Daha hafif elektronlar uzaya doğru uçmaya çalışırken, daha ağır iyonlar yere doğru batmaya çalışacaktır. Ancak plazma ortamı yük nötrlüğünü korumaya çalışacak, bu da elektronlar ve iyonlar arasında onları birbirine bağlayacak bir elektrik alanının ortaya çıkmasına neden olacaktır.
Buna ambipolar alan denir çünkü her iki yönde de çalışır; iyonlar aşağıya doğru, elektronlar ise yukarıya doğru bir çekim sağlar.
Sonuç olarak atmosfer şişer; artan irtifa bazı iyonların uzaya kaçmasına izin verir, kutup rüzgarında gördüğümüz de budur.
Bu iki kutuplu alan inanılmaz derecede zayıf olacaktır, bu yüzden Collinson ve ekibi bunu tespit etmek için enstrümantasyon tasarladı. Bu deneyi taşıyan Endurance görevi Mayıs 2022’de fırlatıldı ve değerli, zor kazanılmış verileriyle Dünya’ya geri düşmeden önce 768,03 kilometre yüksekliğe ulaştı.

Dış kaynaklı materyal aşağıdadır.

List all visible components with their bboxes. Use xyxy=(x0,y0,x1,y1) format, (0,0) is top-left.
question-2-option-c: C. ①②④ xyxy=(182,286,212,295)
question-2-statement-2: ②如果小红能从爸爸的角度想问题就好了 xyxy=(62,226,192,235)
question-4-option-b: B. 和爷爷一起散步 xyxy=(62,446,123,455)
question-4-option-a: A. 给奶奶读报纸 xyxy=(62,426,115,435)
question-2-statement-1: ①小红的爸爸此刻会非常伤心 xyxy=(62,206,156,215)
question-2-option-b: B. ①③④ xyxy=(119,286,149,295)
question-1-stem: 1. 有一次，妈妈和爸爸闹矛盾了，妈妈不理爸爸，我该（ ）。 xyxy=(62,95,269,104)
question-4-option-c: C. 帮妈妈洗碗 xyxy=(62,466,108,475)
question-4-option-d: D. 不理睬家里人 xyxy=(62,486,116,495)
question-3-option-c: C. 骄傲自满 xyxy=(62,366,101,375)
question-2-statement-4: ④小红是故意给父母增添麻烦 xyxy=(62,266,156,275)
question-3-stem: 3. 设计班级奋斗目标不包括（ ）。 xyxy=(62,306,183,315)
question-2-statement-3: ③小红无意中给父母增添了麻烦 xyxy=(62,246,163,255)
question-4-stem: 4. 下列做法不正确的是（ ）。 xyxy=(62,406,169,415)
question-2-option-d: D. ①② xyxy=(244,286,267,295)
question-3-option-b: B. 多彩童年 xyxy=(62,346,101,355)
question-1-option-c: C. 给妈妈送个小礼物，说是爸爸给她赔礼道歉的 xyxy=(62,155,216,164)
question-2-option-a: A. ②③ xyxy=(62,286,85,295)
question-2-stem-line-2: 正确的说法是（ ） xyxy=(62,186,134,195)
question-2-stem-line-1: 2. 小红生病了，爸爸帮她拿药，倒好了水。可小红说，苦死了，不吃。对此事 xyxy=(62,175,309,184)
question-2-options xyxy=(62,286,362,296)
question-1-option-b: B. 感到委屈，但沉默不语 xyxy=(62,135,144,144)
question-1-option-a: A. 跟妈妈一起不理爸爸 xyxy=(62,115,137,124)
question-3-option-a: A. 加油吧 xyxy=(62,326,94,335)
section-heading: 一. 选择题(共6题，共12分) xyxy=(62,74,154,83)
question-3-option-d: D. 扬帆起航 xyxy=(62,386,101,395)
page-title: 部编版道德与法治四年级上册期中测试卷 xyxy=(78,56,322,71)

Ve başarılı oldu. Elektrik potansiyelinde sadece 0,55 voltluk bir değişiklik ölçtü – ama gereken tek şey buydu.
Collinson, “Yarım volt neredeyse hiçbir şey değil – sadece bir saat pili kadar güçlü,” diyor. “Ama kutup rüzgarını açıklamak için doğru miktar bu.”
Bu miktardaki yük, hidrojen iyonlarını yerçekiminin 10,6 katı bir güçle çekerek Dünya’nın kutupları üzerinde ölçülen süpersonik hızlarda uzaya fırlatmak için yeterlidir.
Hidrojen iyonlarından daha ağır olan oksijen iyonları da daha yükseğe fırlatılarak, yüksek irtifalardaki iyonosferin yoğunluğunu, ambipolar alan olmadan olması gereken yoğunluğa kıyasla yüzde 271 oranında artırıyor.
Daha da heyecan verici olan ise bunun sadece ilk adım olması. Ambipolar alanın daha geniş etkilerini, ne kadar süredir orada olduğunu, ne işe yaradığını ve gezegenimizin ve atmosferinin evrimini ve hatta muhtemelen yüzeyindeki yaşamı şekillendirmeye nasıl yardımcı olduğunu bilmiyoruz.
Collinson, “Bu alan Dünya’nın çalışma şeklinin temel bir parçasıdır” diyor. “Ve artık nihayet ölçebildiğimize göre, bu büyük ve heyecan verici sorulardan bazılarını sormaya başlayabiliriz.”